Por Juan Jesús Ayala.
Siempre lejos, la veíamos distante, como un paisaje ausente, que imaginábamos, y dentro de nuestra imaginación era parte de aquellas leyendas que definen a la isla, donde nunca faltó las ganas del encuentro.
Y al fin aconteció. Su arena rojiza nos impresionó porque no era de su posesión, era de la rodadura de la montaña que está a sus espaldas, que es lo que le da característica y la diferencia. Es una de las pocas playas que tiene la isla con cierta cantidad de arena. Sin embargo, el lugar aunque escondido y más en la memoria, una vez que traspones las lavas de Hiramas y pretendes subir por la pendiente que conduce al bosque de sabinas tiene un cierto matiz de intrepidez que hace que uno se sienta, una vez que la rebasas, sobrecogido y hasta preocupado por lo que pueda suceder.
Más de una vez, en el afán de una nueva llegada al contemplarla, dimos la vuelta porque el paisaje nos desgarraba comprometiéndonos a una aventura, no se estaba preparado. La playa de El Verodal es un paraje fuerte y estar allí a pesar de que el retumbo de las olas contra los cantiles no es impetuoso y si ondulante, se siente uno transportado a un lugar que tardas en asimilarlo y que no miras de frente a pesar de que te atrae profundamente. Pero ahí sus arenas, sus rompientes como un nuevo descubrimiento en una isla que tiene ocultos un sinfín de recursos naturales y, que a pesar de vivirlos, los ignoras y contemplas más adelante cuando te adentras en ella.
Las distancias en la isla son cortas, pero al Verodal desde siempre lo veíamos como inexistente.
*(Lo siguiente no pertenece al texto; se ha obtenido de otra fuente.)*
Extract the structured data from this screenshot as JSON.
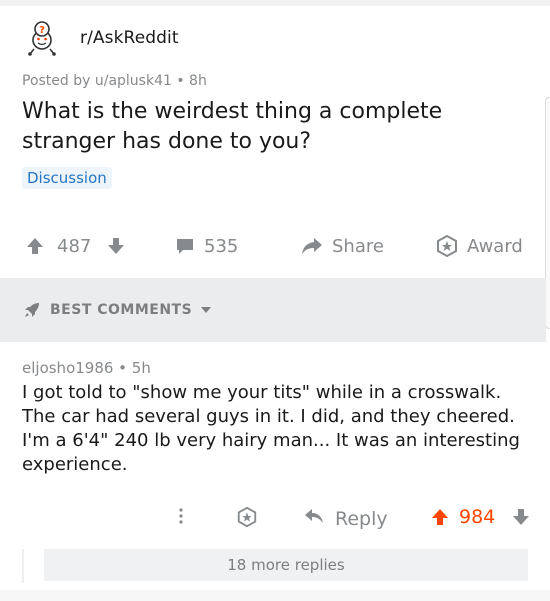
{
  "subreddit": {
    "name": "r/AskReddit",
    "icon": "askreddit-snoo-icon"
  },
  "post": {
    "meta": "Posted by u/aplusk41 • 8h",
    "title": "What is the weirdest thing a complete stranger has done to you?",
    "flair": "Discussion",
    "score": "487",
    "comment_count": "535",
    "share_label": "Share",
    "award_label": "Award"
  },
  "sort": {
    "label": "BEST COMMENTS"
  },
  "comment": {
    "meta": "eljosho1986 • 5h",
    "body": "I got told to \"show me your tits\" while in a crosswalk. The car had several guys in it. I did, and they cheered. I'm a 6'4\" 240 lb very hairy man... It was an interesting experience.",
    "reply_label": "Reply",
    "score": "984",
    "more_replies": "18 more replies"
  },
  "colors": {
    "upvote_active": "#ff4500",
    "flair_text": "#2476c4",
    "muted": "#878a8c"
  }
}
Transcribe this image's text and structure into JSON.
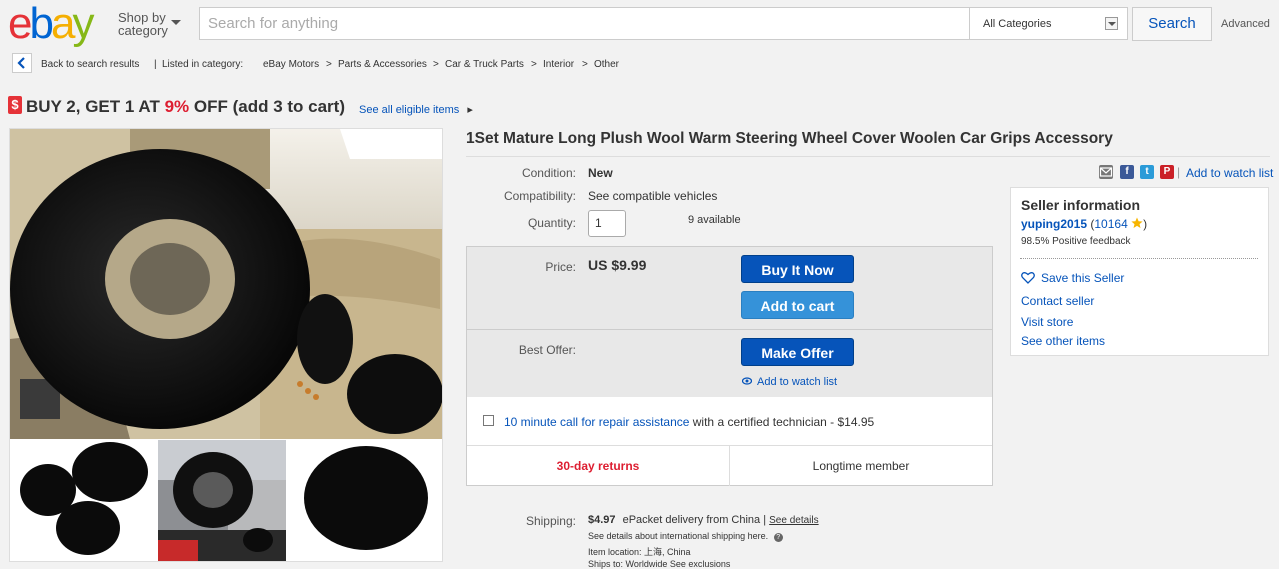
{
  "header": {
    "logo": [
      "e",
      "b",
      "a",
      "y"
    ],
    "shop_by_line1": "Shop by",
    "shop_by_line2": "category",
    "search_placeholder": "Search for anything",
    "category": "All Categories",
    "search_button": "Search",
    "advanced": "Advanced"
  },
  "breadcrumb": {
    "back": "Back to search results",
    "sep": "|",
    "listed_in": "Listed in category:",
    "items": [
      "eBay Motors",
      "Parts & Accessories",
      "Car & Truck Parts",
      "Interior",
      "Other"
    ],
    "arrow": ">"
  },
  "promo": {
    "icon": "$",
    "text_before": "BUY 2, GET 1 AT",
    "percent": "9%",
    "text_after": "OFF (add 3 to cart)",
    "link": "See all eligible items",
    "arrow": "▸"
  },
  "listing": {
    "title": "1Set Mature Long Plush Wool Warm Steering Wheel Cover Woolen Car Grips Accessory",
    "condition_label": "Condition:",
    "condition": "New",
    "compat_label": "Compatibility:",
    "compat_link": "See compatible vehicles",
    "quantity_label": "Quantity:",
    "quantity": "1",
    "available": "9 available",
    "price_label": "Price:",
    "price": "US $9.99",
    "buy_now": "Buy It Now",
    "add_to_cart": "Add to cart",
    "best_offer_label": "Best Offer:",
    "make_offer": "Make Offer",
    "watch_link": "Add to watch list",
    "repair_link": "10 minute call for repair assistance",
    "repair_text": "with a certified technician - $14.95",
    "returns": "30-day returns",
    "member": "Longtime member",
    "shipping_label": "Shipping:",
    "shipping_price": "$4.97",
    "shipping_method": "ePacket delivery from China |",
    "see_details": "See details",
    "intl_note": "See details about international shipping here.",
    "help_icon": "?",
    "item_location": "Item location:  上海, China",
    "ships_to": "Ships to:  Worldwide   See exclusions"
  },
  "seller": {
    "heading": "Seller information",
    "name": "yuping2015",
    "score": "10164",
    "feedback": "98.5% Positive feedback",
    "save": "Save this Seller",
    "contact": "Contact seller",
    "store": "Visit store",
    "other": "See other items"
  },
  "share": {
    "watch": "Add to watch list",
    "sep": "|",
    "icons": [
      "mail-icon",
      "facebook-icon",
      "twitter-icon",
      "pinterest-icon"
    ],
    "fb": "f",
    "tw": "t",
    "pin": "P"
  },
  "colors": {
    "brand_red": "#e53238",
    "brand_blue": "#0064d2",
    "brand_yellow": "#f5af02",
    "brand_green": "#86b817",
    "link": "#0654ba",
    "returns_red": "#dd1e31"
  }
}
Peroahí está con su belleza geológica, con su misterio de años y con sus arenas rojizas que le dan una tonalidad fulgurante de playa no dormida, sino alertante para el que la visita. Aunque, en realidad, sus aguas están remansadas y sus olas quietas en un mar Atlántico de siempre. Donde han remado barcos de vela construyendo el mejor poema dedicado al mar.